Baca juga: Akhirnya, Puspa Pulang ke Indonesia

 

Setiap pagi, ketika berangkat ke Sekolah Hutan, Moza harus dituntun pengasuhnya. Jika tidak, dia akan kabur ke kelas 1 atau 2. Di kelompoknya, Moza begitu aktif, naik pohon hingga ketinggian 20 meter. Moza pun gesit mencari pakan alaminya, rayap terutama.

“Moza suka bermain air dan mencari teman yang lebih muda. Kadang dia juga sedikit memaksa “babysitter” untuk bermain bersamanya,” tutur Nico.

 

Taymur saat di Kuwait.
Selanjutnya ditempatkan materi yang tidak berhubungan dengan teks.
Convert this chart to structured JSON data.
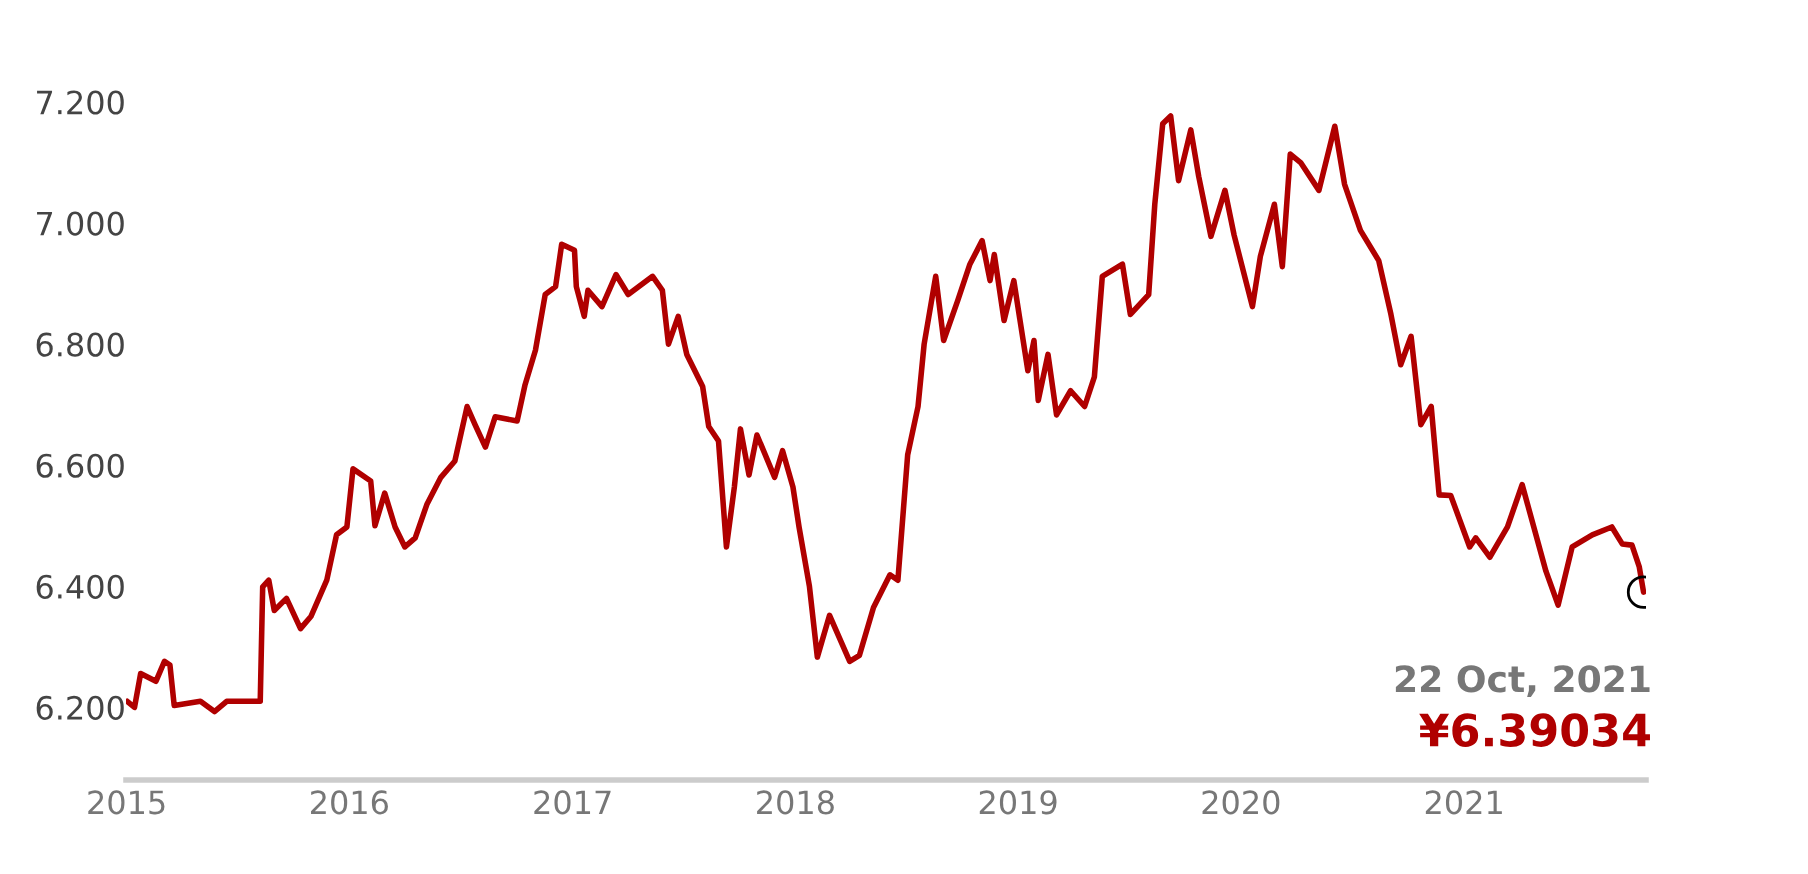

Penyelundupan Taymur ke luar negeri ini bukan kasus yang pertama. Foto: BOSF/Maryos Tandang

 

Data orangutan

Plt. Direktur Jenderal Konservasi Sumber Daya Alam dan Ekosistem (Dirjen KSDAE) Kementerian Lingkungan Hidup dan Kehutanan (KLHK), Bambang Hendroyono, mengatakan, Pemerintah Indonesia telah memiliki data orangutan liar yang diselundupkan ke luar negeri. Menurutnya, pemerintah dengan segala upaya akan memulangkannya ke Indonesia.

“Sesuai peraturan internasional, satwa liar dilindungi, termasuk orangutan, yang diselundupkan ke luar negeri harus dikembalikan ke negara asalnya.”
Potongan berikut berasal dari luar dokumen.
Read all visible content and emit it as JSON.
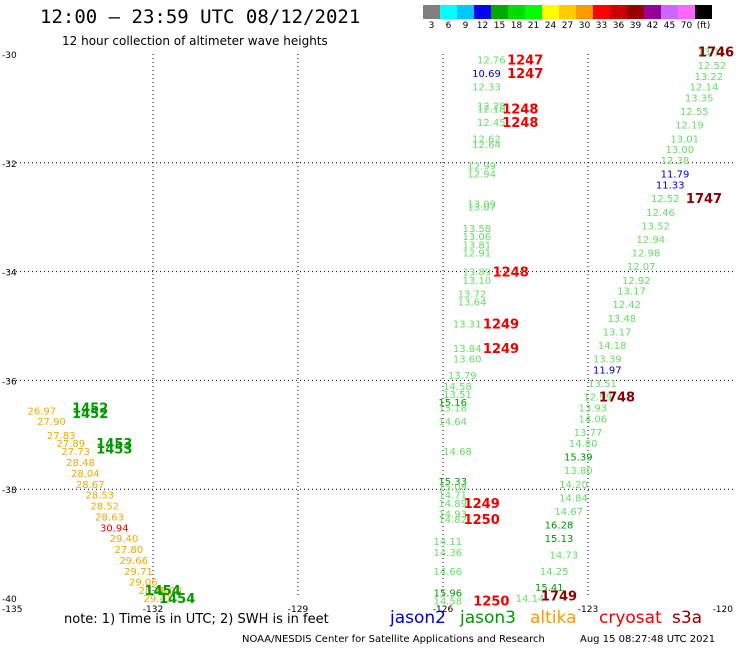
{
  "title": "12:00 – 23:59 UTC 08/12/2021",
  "subtitle": "12 hour collection of altimeter wave heights",
  "colorbar": {
    "colors": [
      "#808080",
      "#00ffff",
      "#00c8ff",
      "#0000ff",
      "#00aa00",
      "#00dd00",
      "#00ff00",
      "#ffff00",
      "#ffcc00",
      "#ff9900",
      "#ff0000",
      "#cc0000",
      "#990000",
      "#990099",
      "#cc66ff",
      "#ff66ff",
      "#000000"
    ],
    "labels": [
      "3",
      "6",
      "9",
      "12",
      "15",
      "18",
      "21",
      "24",
      "27",
      "30",
      "33",
      "36",
      "39",
      "42",
      "45",
      "70",
      "(ft)"
    ]
  },
  "axes": {
    "lat_ticks": [
      "-30",
      "-32",
      "-34",
      "-36",
      "-38",
      "-40"
    ],
    "lon_ticks": [
      "-135",
      "-132",
      "-129",
      "-126",
      "-123",
      "-120"
    ],
    "lat_range": [
      -40,
      -30
    ],
    "lon_range": [
      -135,
      -120
    ]
  },
  "readings": [
    {
      "lon": -125.0,
      "lat": -30.1,
      "v": "12.76",
      "c": "#66dd66"
    },
    {
      "lon": -125.1,
      "lat": -30.35,
      "v": "10.69",
      "c": "#0000cc"
    },
    {
      "lon": -125.1,
      "lat": -30.6,
      "v": "12.33",
      "c": "#66dd66"
    },
    {
      "lon": -125.0,
      "lat": -30.95,
      "v": "12.28",
      "c": "#66dd66"
    },
    {
      "lon": -125.0,
      "lat": -31.0,
      "v": "12.18",
      "c": "#66dd66"
    },
    {
      "lon": -125.0,
      "lat": -31.25,
      "v": "12.45",
      "c": "#66dd66"
    },
    {
      "lon": -125.1,
      "lat": -31.55,
      "v": "12.62",
      "c": "#66dd66"
    },
    {
      "lon": -125.1,
      "lat": -31.65,
      "v": "12.64",
      "c": "#66dd66"
    },
    {
      "lon": -125.2,
      "lat": -32.05,
      "v": "12.99",
      "c": "#66dd66"
    },
    {
      "lon": -125.2,
      "lat": -32.2,
      "v": "12.94",
      "c": "#66dd66"
    },
    {
      "lon": -125.2,
      "lat": -32.75,
      "v": "13.09",
      "c": "#66dd66"
    },
    {
      "lon": -125.2,
      "lat": -32.8,
      "v": "13.07",
      "c": "#66dd66"
    },
    {
      "lon": -125.3,
      "lat": -33.2,
      "v": "13.58",
      "c": "#66dd66"
    },
    {
      "lon": -125.3,
      "lat": -33.35,
      "v": "13.06",
      "c": "#66dd66"
    },
    {
      "lon": -125.3,
      "lat": -33.5,
      "v": "13.81",
      "c": "#66dd66"
    },
    {
      "lon": -125.3,
      "lat": -33.65,
      "v": "12.91",
      "c": "#66dd66"
    },
    {
      "lon": -125.3,
      "lat": -34.0,
      "v": "13.89",
      "c": "#66dd66"
    },
    {
      "lon": -125.3,
      "lat": -34.15,
      "v": "13.10",
      "c": "#66dd66"
    },
    {
      "lon": -125.4,
      "lat": -34.4,
      "v": "13.72",
      "c": "#66dd66"
    },
    {
      "lon": -125.4,
      "lat": -34.55,
      "v": "13.64",
      "c": "#66dd66"
    },
    {
      "lon": -125.5,
      "lat": -34.95,
      "v": "13.31",
      "c": "#66dd66"
    },
    {
      "lon": -125.5,
      "lat": -35.4,
      "v": "13.84",
      "c": "#66dd66"
    },
    {
      "lon": -125.5,
      "lat": -35.6,
      "v": "13.60",
      "c": "#66dd66"
    },
    {
      "lon": -125.6,
      "lat": -35.9,
      "v": "13.79",
      "c": "#66dd66"
    },
    {
      "lon": -125.7,
      "lat": -36.1,
      "v": "14.58",
      "c": "#66dd66"
    },
    {
      "lon": -125.7,
      "lat": -36.25,
      "v": "13.51",
      "c": "#66dd66"
    },
    {
      "lon": -125.8,
      "lat": -36.4,
      "v": "15.16",
      "c": "#009900"
    },
    {
      "lon": -125.8,
      "lat": -36.5,
      "v": "15.18",
      "c": "#66dd66"
    },
    {
      "lon": -125.8,
      "lat": -36.75,
      "v": "14.64",
      "c": "#66dd66"
    },
    {
      "lon": -125.7,
      "lat": -37.3,
      "v": "14.68",
      "c": "#66dd66"
    },
    {
      "lon": -125.8,
      "lat": -37.85,
      "v": "15.33",
      "c": "#009900"
    },
    {
      "lon": -125.8,
      "lat": -37.95,
      "v": "15.08",
      "c": "#66dd66"
    },
    {
      "lon": -125.8,
      "lat": -38.1,
      "v": "14.71",
      "c": "#66dd66"
    },
    {
      "lon": -125.8,
      "lat": -38.25,
      "v": "14.89",
      "c": "#66dd66"
    },
    {
      "lon": -125.8,
      "lat": -38.45,
      "v": "14.93",
      "c": "#66dd66"
    },
    {
      "lon": -125.8,
      "lat": -38.55,
      "v": "14.82",
      "c": "#66dd66"
    },
    {
      "lon": -125.9,
      "lat": -38.95,
      "v": "14.11",
      "c": "#66dd66"
    },
    {
      "lon": -125.9,
      "lat": -39.15,
      "v": "14.36",
      "c": "#66dd66"
    },
    {
      "lon": -125.9,
      "lat": -39.5,
      "v": "14.66",
      "c": "#66dd66"
    },
    {
      "lon": -125.9,
      "lat": -39.9,
      "v": "15.96",
      "c": "#009900"
    },
    {
      "lon": -125.9,
      "lat": -40.05,
      "v": "14.58",
      "c": "#66dd66"
    },
    {
      "lon": -124.2,
      "lat": -40.0,
      "v": "14.14",
      "c": "#66dd66"
    },
    {
      "lon": -123.8,
      "lat": -39.8,
      "v": "15.41",
      "c": "#009900"
    },
    {
      "lon": -123.7,
      "lat": -39.5,
      "v": "14.25",
      "c": "#66dd66"
    },
    {
      "lon": -123.5,
      "lat": -39.2,
      "v": "14.73",
      "c": "#66dd66"
    },
    {
      "lon": -123.6,
      "lat": -38.9,
      "v": "15.13",
      "c": "#009900"
    },
    {
      "lon": -123.6,
      "lat": -38.65,
      "v": "16.28",
      "c": "#009900"
    },
    {
      "lon": -123.4,
      "lat": -38.4,
      "v": "14.67",
      "c": "#66dd66"
    },
    {
      "lon": -123.3,
      "lat": -38.15,
      "v": "14.84",
      "c": "#66dd66"
    },
    {
      "lon": -123.3,
      "lat": -37.9,
      "v": "14.20",
      "c": "#66dd66"
    },
    {
      "lon": -123.2,
      "lat": -37.65,
      "v": "13.80",
      "c": "#66dd66"
    },
    {
      "lon": -123.2,
      "lat": -37.4,
      "v": "15.39",
      "c": "#009900"
    },
    {
      "lon": -123.1,
      "lat": -37.15,
      "v": "14.80",
      "c": "#66dd66"
    },
    {
      "lon": -123.0,
      "lat": -36.95,
      "v": "13.77",
      "c": "#66dd66"
    },
    {
      "lon": -122.9,
      "lat": -36.7,
      "v": "14.06",
      "c": "#66dd66"
    },
    {
      "lon": -122.9,
      "lat": -36.5,
      "v": "13.93",
      "c": "#66dd66"
    },
    {
      "lon": -122.8,
      "lat": -36.3,
      "v": "12.99",
      "c": "#66dd66"
    },
    {
      "lon": -122.7,
      "lat": -36.05,
      "v": "13.51",
      "c": "#66dd66"
    },
    {
      "lon": -122.6,
      "lat": -35.8,
      "v": "11.97",
      "c": "#0000cc"
    },
    {
      "lon": -122.6,
      "lat": -35.6,
      "v": "13.39",
      "c": "#66dd66"
    },
    {
      "lon": -122.5,
      "lat": -35.35,
      "v": "14.18",
      "c": "#66dd66"
    },
    {
      "lon": -122.4,
      "lat": -35.1,
      "v": "13.17",
      "c": "#66dd66"
    },
    {
      "lon": -122.3,
      "lat": -34.85,
      "v": "13.48",
      "c": "#66dd66"
    },
    {
      "lon": -122.2,
      "lat": -34.6,
      "v": "12.42",
      "c": "#66dd66"
    },
    {
      "lon": -122.1,
      "lat": -34.35,
      "v": "13.17",
      "c": "#66dd66"
    },
    {
      "lon": -122.0,
      "lat": -34.15,
      "v": "12.92",
      "c": "#66dd66"
    },
    {
      "lon": -121.9,
      "lat": -33.9,
      "v": "12.07",
      "c": "#66dd66"
    },
    {
      "lon": -121.8,
      "lat": -33.65,
      "v": "12.98",
      "c": "#66dd66"
    },
    {
      "lon": -121.7,
      "lat": -33.4,
      "v": "12.94",
      "c": "#66dd66"
    },
    {
      "lon": -121.6,
      "lat": -33.15,
      "v": "13.52",
      "c": "#66dd66"
    },
    {
      "lon": -121.5,
      "lat": -32.9,
      "v": "12.46",
      "c": "#66dd66"
    },
    {
      "lon": -121.4,
      "lat": -32.65,
      "v": "12.52",
      "c": "#66dd66"
    },
    {
      "lon": -121.3,
      "lat": -32.4,
      "v": "11.33",
      "c": "#0000cc"
    },
    {
      "lon": -121.2,
      "lat": -32.2,
      "v": "11.79",
      "c": "#0000cc"
    },
    {
      "lon": -121.2,
      "lat": -31.95,
      "v": "12.38",
      "c": "#66dd66"
    },
    {
      "lon": -121.1,
      "lat": -31.75,
      "v": "13.00",
      "c": "#66dd66"
    },
    {
      "lon": -121.0,
      "lat": -31.55,
      "v": "13.01",
      "c": "#66dd66"
    },
    {
      "lon": -120.9,
      "lat": -31.3,
      "v": "12.19",
      "c": "#66dd66"
    },
    {
      "lon": -120.8,
      "lat": -31.05,
      "v": "12.55",
      "c": "#66dd66"
    },
    {
      "lon": -120.7,
      "lat": -30.8,
      "v": "13.35",
      "c": "#66dd66"
    },
    {
      "lon": -120.6,
      "lat": -30.6,
      "v": "12.14",
      "c": "#66dd66"
    },
    {
      "lon": -120.5,
      "lat": -30.4,
      "v": "13.22",
      "c": "#66dd66"
    },
    {
      "lon": -120.4,
      "lat": -30.2,
      "v": "12.52",
      "c": "#66dd66"
    },
    {
      "lon": -120.3,
      "lat": -29.95,
      "v": "13.11",
      "c": "#66dd66"
    },
    {
      "lon": -134.3,
      "lat": -36.55,
      "v": "26.97",
      "c": "#eeaa00"
    },
    {
      "lon": -134.1,
      "lat": -36.75,
      "v": "27.90",
      "c": "#eeaa00"
    },
    {
      "lon": -133.9,
      "lat": -37.0,
      "v": "27.83",
      "c": "#eeaa00"
    },
    {
      "lon": -133.7,
      "lat": -37.15,
      "v": "27.89",
      "c": "#eeaa00"
    },
    {
      "lon": -133.6,
      "lat": -37.3,
      "v": "27.73",
      "c": "#eeaa00"
    },
    {
      "lon": -133.5,
      "lat": -37.5,
      "v": "28.48",
      "c": "#eeaa00"
    },
    {
      "lon": -133.4,
      "lat": -37.7,
      "v": "28.04",
      "c": "#eeaa00"
    },
    {
      "lon": -133.3,
      "lat": -37.9,
      "v": "28.67",
      "c": "#eeaa00"
    },
    {
      "lon": -133.1,
      "lat": -38.1,
      "v": "28.53",
      "c": "#eeaa00"
    },
    {
      "lon": -133.0,
      "lat": -38.3,
      "v": "28.52",
      "c": "#eeaa00"
    },
    {
      "lon": -132.9,
      "lat": -38.5,
      "v": "28.63",
      "c": "#eeaa00"
    },
    {
      "lon": -132.8,
      "lat": -38.7,
      "v": "30.94",
      "c": "#ee0000"
    },
    {
      "lon": -132.6,
      "lat": -38.9,
      "v": "29.40",
      "c": "#eeaa00"
    },
    {
      "lon": -132.5,
      "lat": -39.1,
      "v": "27.80",
      "c": "#eeaa00"
    },
    {
      "lon": -132.4,
      "lat": -39.3,
      "v": "29.66",
      "c": "#eeaa00"
    },
    {
      "lon": -132.3,
      "lat": -39.5,
      "v": "29.71",
      "c": "#eeaa00"
    },
    {
      "lon": -132.2,
      "lat": -39.7,
      "v": "29.06",
      "c": "#eeaa00"
    },
    {
      "lon": -132.0,
      "lat": -39.85,
      "v": "28.36",
      "c": "#eeaa00"
    },
    {
      "lon": -131.9,
      "lat": -40.0,
      "v": "29.41",
      "c": "#eeaa00"
    },
    {
      "lon": -131.7,
      "lat": -39.85,
      "v": "28.00",
      "c": "#eeaa00"
    }
  ],
  "times": [
    {
      "lon": -124.3,
      "lat": -30.1,
      "t": "1247",
      "c": "#ee0000"
    },
    {
      "lon": -124.3,
      "lat": -30.35,
      "t": "1247",
      "c": "#ee0000"
    },
    {
      "lon": -124.4,
      "lat": -31.0,
      "t": "1248",
      "c": "#ee0000"
    },
    {
      "lon": -124.4,
      "lat": -31.25,
      "t": "1248",
      "c": "#ee0000"
    },
    {
      "lon": -124.6,
      "lat": -34.0,
      "t": "1248",
      "c": "#ee0000"
    },
    {
      "lon": -124.8,
      "lat": -34.95,
      "t": "1249",
      "c": "#ee0000"
    },
    {
      "lon": -124.8,
      "lat": -35.4,
      "t": "1249",
      "c": "#ee0000"
    },
    {
      "lon": -125.2,
      "lat": -38.25,
      "t": "1249",
      "c": "#ee0000"
    },
    {
      "lon": -125.2,
      "lat": -38.55,
      "t": "1250",
      "c": "#ee0000"
    },
    {
      "lon": -125.0,
      "lat": -40.05,
      "t": "1250",
      "c": "#ee0000"
    },
    {
      "lon": -123.6,
      "lat": -39.95,
      "t": "1749",
      "c": "#880000"
    },
    {
      "lon": -122.4,
      "lat": -36.3,
      "t": "1748",
      "c": "#880000"
    },
    {
      "lon": -120.6,
      "lat": -32.65,
      "t": "1747",
      "c": "#880000"
    },
    {
      "lon": -119.6,
      "lat": -29.95,
      "t": "1746",
      "c": "#880000"
    },
    {
      "lon": -133.3,
      "lat": -36.5,
      "t": "1452",
      "c": "#009900"
    },
    {
      "lon": -133.3,
      "lat": -36.6,
      "t": "1452",
      "c": "#009900"
    },
    {
      "lon": -132.8,
      "lat": -37.15,
      "t": "1453",
      "c": "#009900"
    },
    {
      "lon": -132.8,
      "lat": -37.25,
      "t": "1453",
      "c": "#009900"
    },
    {
      "lon": -131.8,
      "lat": -39.85,
      "t": "1454",
      "c": "#009900"
    },
    {
      "lon": -131.5,
      "lat": -40.0,
      "t": "1454",
      "c": "#009900"
    }
  ],
  "note": "note:  1) Time is in UTC;  2) SWH is in feet",
  "legend": [
    {
      "label": "jason2",
      "color": "#0000cc"
    },
    {
      "label": "jason3",
      "color": "#009900"
    },
    {
      "label": "altika",
      "color": "#ff9900"
    },
    {
      "label": "cryosat",
      "color": "#ee0000"
    },
    {
      "label": "s3a",
      "color": "#880000"
    }
  ],
  "footer_left": "NOAA/NESDIS Center for Satellite Applications and Research",
  "footer_right": "Aug 15 08:27:48 UTC 2021"
}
Komitmen dan tindakan nyata penegak hukum penting diwujudkan untuk mencegah perdagangan satwa liar yang benar-benar ada. “Kita semua harus bergerak, orangutan adalah satwa ikonik Indonesia yang harus kita jaga,” tuturnya.

Jamartin Sihite, CEO BOSF, dalam keterangan tertulisnya menjelaskan pihaknya akan terus membantu pemerintah dalam hal pemulangan orangutan yang diselundupkan ke mancanegara. “Pengawasan harus ditingkatkan di bandara dan pelabuhan laut agar penyelundupan bisa dihentikan.”

Menurut Jamartin, biaya pemulangan orangutan ke Indonesia ini tidak murah. Belum lagi kerusakan lingkungan dan kematian orangutan yang ditimbulkan akibat perburuan tersebut, untuk diselundupkan. “Menyeret pelaku ke pengadilan adalah pekerjaan yang tidak boleh ditunda,” tandasnya.